A book signing and speaking engagement with Levinson just this August was promoted as follows:
In his widely acclaimed volume Our Undemocratic Constitution, Sanford Levinson boldly argued that our Constitution should not be treated with "sanctimonious reverence," but as a badly flawed document deserving revision. Now Levinson takes us deeper, asking what were the original assumptions underlying our institutions, and whether we accept those assumptions 225 years later.

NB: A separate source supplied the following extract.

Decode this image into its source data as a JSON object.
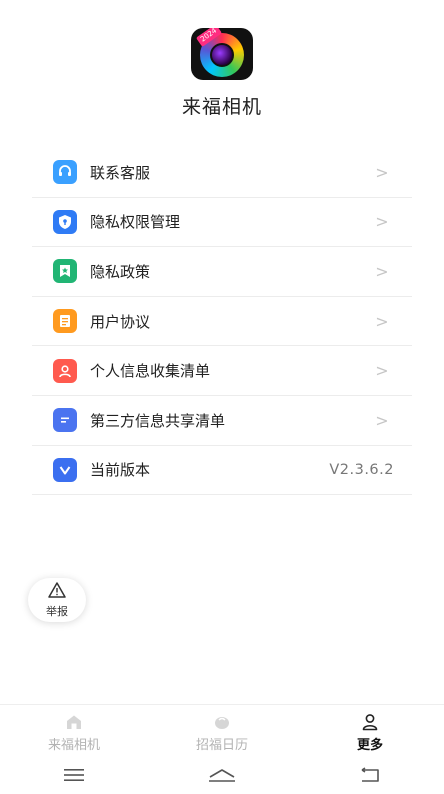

Harper's magazine did an interview with Levinson in June 2012.  Here's the opening paragraph:
The American Constitution has been the subject, just as Thomas Jefferson predicted, of a great deal of “sanctimonious reverence,” especially from American politicians who make comments demonstrating they know little about it. But the Constitution has few more-dedicated critics than political scientist and law professor Sanford Levinson, who has offered the most thorough explanation yet of why it has effectively ceased to be an attractive model to other nations around the world. 
    Obviously I am straying somewhat from the original subject of my post, Barack Obama's Con Law III course.  But as many have tried to do for the last six years, perhaps not often enough, is provide context in which to interpret Barack Obama's actions and beliefs.  Does (or did) Barack Obama see the Constitution as a "badly flawed document deserving revision"?  Since there is no recording of his lectures (that I know of,) we have just this course outline and his other public statements and documents on which to rely.  And from this short section towards the beginning of his course, natural questions arise about what kind of attitude Professor Obama displayed for the Constitution when teaching his students.

    I intend to delve further into the course outline in future posts, as I expect others will also with far more legal and Constitutional law background than I possess.  Time will tell what other insights can be gained about the thinking of Barack Obama through this newfound document.